Clearly, Michigan Gov. Jennifer Granholm (D) must've been happy to announce that Ford Motor Co. agreed to invest $1 billion in Michigan over the next 20 years. Jobs are far and away the No. 1 issue in her bid for re-election, and Michigan's been hurt by massive waves of lay-offs, particulary by Delphi and Ford. So the announcement, coming three months before the election, must've helped her a little.
But Detroit Free Press columnist Tom Walsh had a really insightful take on what the deal meant to both Granholm and Ford:
(I)t was clear in the comments of Gov. Jennifer Granholm and Ford Executive Vice President Mark Fields that this also was a deal born of frustration.
Frustration felt by many a Michigan autoworker that American consumers have turned their backs on Detroit in favor of Japanese, Korean or European -brand cars and trucks.
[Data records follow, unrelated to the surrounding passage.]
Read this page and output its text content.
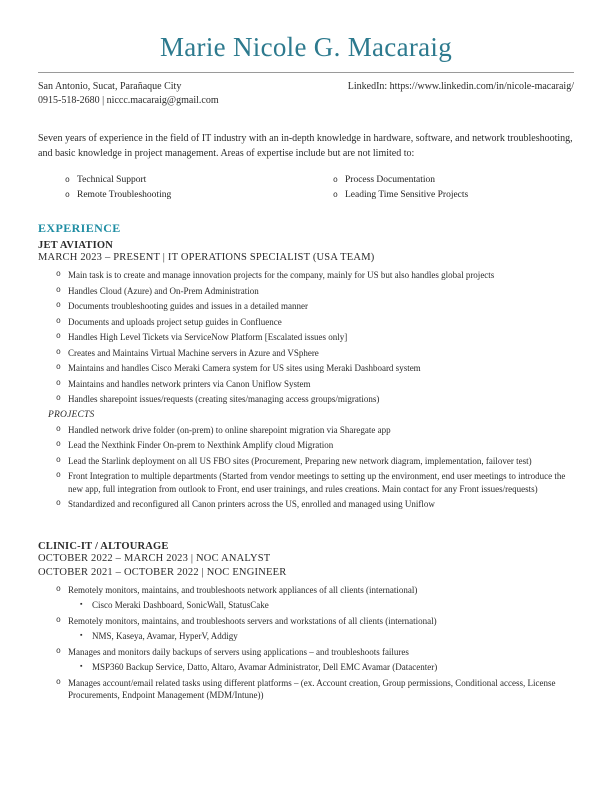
Marie Nicole G. Macaraig
San Antonio, Sucat, Parañaque City
0915-518-2680 | niccc.macaraig@gmail.com
LinkedIn: https://www.linkedin.com/in/nicole-macaraig/

Seven years of experience in the field of IT industry with an in-depth knowledge in hardware, software, and network troubleshooting, and basic knowledge in project management. Areas of expertise include but are not limited to:

o Technical Support
o Remote Troubleshooting
o Process Documentation
o Leading Time Sensitive Projects
EXPERIENCE
JET AVIATION
MARCH 2023 – PRESENT | IT OPERATIONS SPECIALIST (USA TEAM)
o Main task is to create and manage innovation projects for the company, mainly for US but also handles global projects
o Handles Cloud (Azure) and On-Prem Administration
o Documents troubleshooting guides and issues in a detailed manner
o Documents and uploads project setup guides in Confluence
o Handles High Level Tickets via ServiceNow Platform [Escalated issues only]
o Creates and Maintains Virtual Machine servers in Azure and VSphere
o Maintains and handles Cisco Meraki Camera system for US sites using Meraki Dashboard system
o Maintains and handles network printers via Canon Uniflow System
o Handles sharepoint issues/requests (creating sites/managing access groups/migrations)
PROJECTS
o Handled network drive folder (on-prem) to online sharepoint migration via Sharegate app
o Lead the Nexthink Finder On-prem to Nexthink Amplify cloud Migration
o Lead the Starlink deployment on all US FBO sites (Procurement, Preparing new network diagram, implementation, failover test)
o Front Integration to multiple departments (Started from vendor meetings to setting up the environment, end user meetings to introduce the new app, full integration from outlook to Front, end user trainings, and rules creations. Main contact for any Front issues/requests)
o Standardized and reconfigured all Canon printers across the US, enrolled and managed using Uniflow
CLINIC-IT / ALTOURAGE
OCTOBER 2022 – MARCH 2023 | NOC ANALYST
OCTOBER 2021 – OCTOBER 2022 | NOC ENGINEER
o Remotely monitors, maintains, and troubleshoots network appliances of all clients (international)
▪ Cisco Meraki Dashboard, SonicWall, StatusCake
o Remotely monitors, maintains, and troubleshoots servers and workstations of all clients (international)
▪ NMS, Kaseya, Avamar, HyperV, Addigy
o Manages and monitors daily backups of servers using applications – and troubleshoots failures
▪ MSP360 Backup Service, Datto, Altaro, Avamar Administrator, Dell EMC Avamar (Datacenter)
o Manages account/email related tasks using different platforms – (ex. Account creation, Group permissions, Conditional access, License Procurements, Endpoint Management (MDM/Intune))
Frustration expressed by Fields as he mused in his speech about how poorly "home team" auto companies are regarded in Detroit, compared with how well Asian and European automakers are treated in their homelands.
And frustration in Granholm's admission that discussion of this nine-plant incentive deal began in the wake of Ford's January decision to close its Wixom Assembly Plant -- despite a fat offer of state tax breaks to keep it open.
What's happening here is that Ford and the state, via the Michigan Economic Development Corp., are essentially formalizing something the federal government has long resisted -- a state industrial policy that pledges to do virtually whatever it takes to support and preserve a key industry. In this case, the auto industry.